Clear as these things must be to any intelligent person whose
attention is turned in the right direction, it seems most singular
that not in one case in a thousand are they deliberately practised.
People seem to have lost their common sense with regard to them,
because for generations the desire for having our own way has held
us in bondage, and confused our standard of freedom; more than that,
it has befogged our sense of natural law, and the result is that we
painfully fight to make water run up hill when, if we were to give
one quiet look, we should see that better things could be
accomplished, and our own sense of freedom become keener, by being
content to let the water quietly run down and find its own level.
It is not normal to be ill and to be kept from our everyday use, but
it is still less normal for a healthy, intelligent mind to keep its
body ill longer than is necessary by resisting the fact of illness.
Every disease, though it is abnormal in itself, may frequently be
kept within bounds by a certain normal course of conduct, and, if
our suffering from the disease itself is unavoidable, by far our
wisest course is to stand aside, so to speak, and let it take its
own course, using all necessary remedies and precautions in order
that the attack may be as mild as possible.

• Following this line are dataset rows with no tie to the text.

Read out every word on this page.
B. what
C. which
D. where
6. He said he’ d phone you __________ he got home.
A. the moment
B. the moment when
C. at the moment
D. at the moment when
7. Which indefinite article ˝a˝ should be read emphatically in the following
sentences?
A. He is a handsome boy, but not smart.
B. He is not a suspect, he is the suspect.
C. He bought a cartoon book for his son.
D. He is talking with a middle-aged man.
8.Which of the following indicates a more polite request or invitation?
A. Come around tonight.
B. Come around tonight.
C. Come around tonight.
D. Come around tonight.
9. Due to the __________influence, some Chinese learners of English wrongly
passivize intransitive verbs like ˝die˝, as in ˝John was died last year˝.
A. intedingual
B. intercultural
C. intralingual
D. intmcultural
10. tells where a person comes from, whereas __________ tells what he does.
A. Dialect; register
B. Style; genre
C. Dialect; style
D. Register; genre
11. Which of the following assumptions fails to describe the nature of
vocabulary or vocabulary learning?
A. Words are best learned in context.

Many readers, although they see the common sense of such
non-resistance, will find it difficult to practise it, because of
their inheritances and personal habits.
The man who held the hot poker only needed to drop it with his
fingers; the man who is taken ill only needs to be willing with his
mind and to relax with his nerves in order to hasten his recovery.
A very useful practice is to talk to ourselves so quietly and
earnestly as to convince our brains of the true helpfulness of being
willing and of the impediment of our unwillingness. Tell the truth
to yourself over and over, quietly and without emotion, and steadily
and firmly contradict every temptation to think that it is
impossible not to resist. If men could once be convinced of the very
real and wonderful power they have of teaching their own brains, and
exacting obedience from them, the resulting new life and ability for
use would make the world much happier and stronger.
This power of separating the clear, quiet common sense in ourselves
from the turbulent, willful rebellion and resistance, and so
quieting our selfish natures and compelling them to normal behavior,
is truly latent in us all. It may be difficult at first to use it,
especially in cases of strong, perverted natures and fixed habits,
because in such cases our resistances are harder and more interior,
but if we keep steadily on, aiming in the right direction,--if we
persist in the practice of keeping ourselves separate from our
unproductive turbulences, and of teaching our brains what we _know_
to be the truth, we shall finally find ourselves walking on level
ground, instead of climbing painfully up hill. Then we shall be only
grateful for all the hard work which was the means of bringing us
into the clear air of freedom.
There could not be a better opportunity to begin our training in
non-resistance than that which illness affords.